Оба Дмитрова сына были тут, приглядевшись, Олекса увидел даже и младшего – чем-то помогал брату. Нездил, вроде бы даже и ненужный здесь, мельтешил внизу, у ладей. Олекса спустился под кручь, бегло проверил Нездиловы вощаницы. У Нездила и правда все было благополучно. Невольно Олекса подумал, что сплутовать не даст не Нездил Дмитру, а, наоборот, Дмитр Нездилу. Кивнув приказчику – продолжай! – Олекса выбрался снова на угор, полюбовался еще раз слаженной работой подъемных воротов и, перемолвившись с Дмитром, во весь опор поскакал обратно, укоряя себя, что даром потерял два часа.

– Проездился? Утешил сердце молодецкое? – встретил его Радько.

– А что?

– Что! – Радько выругался по-нехорошему. – Без тебя там на въезде ось поломалась, мне ся надвое не разорвать!

Покраснел Олекса, кинулся ко двору.
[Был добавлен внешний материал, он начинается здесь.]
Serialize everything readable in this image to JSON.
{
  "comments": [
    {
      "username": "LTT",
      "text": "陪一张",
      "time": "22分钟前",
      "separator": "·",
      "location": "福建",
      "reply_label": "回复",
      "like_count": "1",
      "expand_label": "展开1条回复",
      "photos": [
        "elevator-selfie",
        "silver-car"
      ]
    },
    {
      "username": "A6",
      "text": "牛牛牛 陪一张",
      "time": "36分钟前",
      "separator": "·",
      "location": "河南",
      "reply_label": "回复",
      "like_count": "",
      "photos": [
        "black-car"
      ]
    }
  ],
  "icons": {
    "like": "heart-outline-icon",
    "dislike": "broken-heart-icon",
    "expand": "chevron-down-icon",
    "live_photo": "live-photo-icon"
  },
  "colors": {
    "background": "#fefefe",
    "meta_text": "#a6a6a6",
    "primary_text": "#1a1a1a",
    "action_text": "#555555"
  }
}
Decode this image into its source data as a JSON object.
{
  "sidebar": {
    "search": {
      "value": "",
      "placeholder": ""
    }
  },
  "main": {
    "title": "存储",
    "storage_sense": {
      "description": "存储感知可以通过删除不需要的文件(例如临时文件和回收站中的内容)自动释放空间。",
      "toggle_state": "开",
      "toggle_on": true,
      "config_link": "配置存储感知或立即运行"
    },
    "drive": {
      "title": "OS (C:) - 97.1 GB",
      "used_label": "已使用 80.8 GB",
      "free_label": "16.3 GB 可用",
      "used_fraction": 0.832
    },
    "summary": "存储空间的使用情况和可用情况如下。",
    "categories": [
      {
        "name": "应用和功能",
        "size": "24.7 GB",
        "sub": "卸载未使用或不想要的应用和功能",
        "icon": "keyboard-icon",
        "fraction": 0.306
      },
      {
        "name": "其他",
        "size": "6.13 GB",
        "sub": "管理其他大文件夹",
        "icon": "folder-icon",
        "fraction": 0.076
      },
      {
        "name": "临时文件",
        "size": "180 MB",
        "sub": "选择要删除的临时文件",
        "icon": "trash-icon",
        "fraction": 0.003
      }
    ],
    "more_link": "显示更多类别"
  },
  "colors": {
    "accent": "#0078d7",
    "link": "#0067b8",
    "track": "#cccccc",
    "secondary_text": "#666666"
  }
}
Разбитый воз все еще загораживал дорогу. Станята с корелом бестолково бились над ним. Тихо, сжав зубы, ругнулся Олекса, да так, что подскочил Станька, заморгал растерянно.

– Затем тебя оставил тут, ворона? А пишет кто?

– Седлила.

– Тоже мне грамотей! – бросился к воротам:

– А ну, покажь!

Но вместо Седлилки встретила его Любава, смело глядя в очи расходившегося хозяина:

– Я писала. Не боись, Творимирич, не напутали!

Ожег взглядом, смолчал.

– Седлила где?

– Цегой-то? – выскочил тот, перепался, увидя яростного Олексу.

– Ось, ось запасную! Да отворяй скорее, дурак! За мной!

Ось сменили играючи. Только побуревшие лица четверых мужиков выдавали страшное напряжение. Живо накидали, как дрова, увесистые крицы… Всех загонял Олекса, сам работал, как дьявол, рубаха – выжми, а справились.

Вновь двинулись один за другим тяжелые возы. Не разбирая старшинства, пили мужики по очереди квас, что принесла Любава. Домаша что-то прокричала с крыльца – махнул рукой, оборотился тылом: не остыл еще. Любава и здесь нашлась, сбегала, узнала.

– Домаша прошала, колобьи печь ли? И рыбников мало, говорит.

– Скажи, пусть печет! Корелам то любимая волога, сама не знает ли?

– Уже сказала.

– Умна, девка!

– Всегда такова!

Повел бровью, хотел пошутить, да раздумал – во двор въезжал новый воз.

Справились только к третьей выти. Уселись ужинать. В горнице, как набились мужики, сразу стало жарко, запахло мужским потом, отсыревшею обуткой, железом. Ульяния только показалась гостям, пригласила. После сослалась на нездоровье, вышла.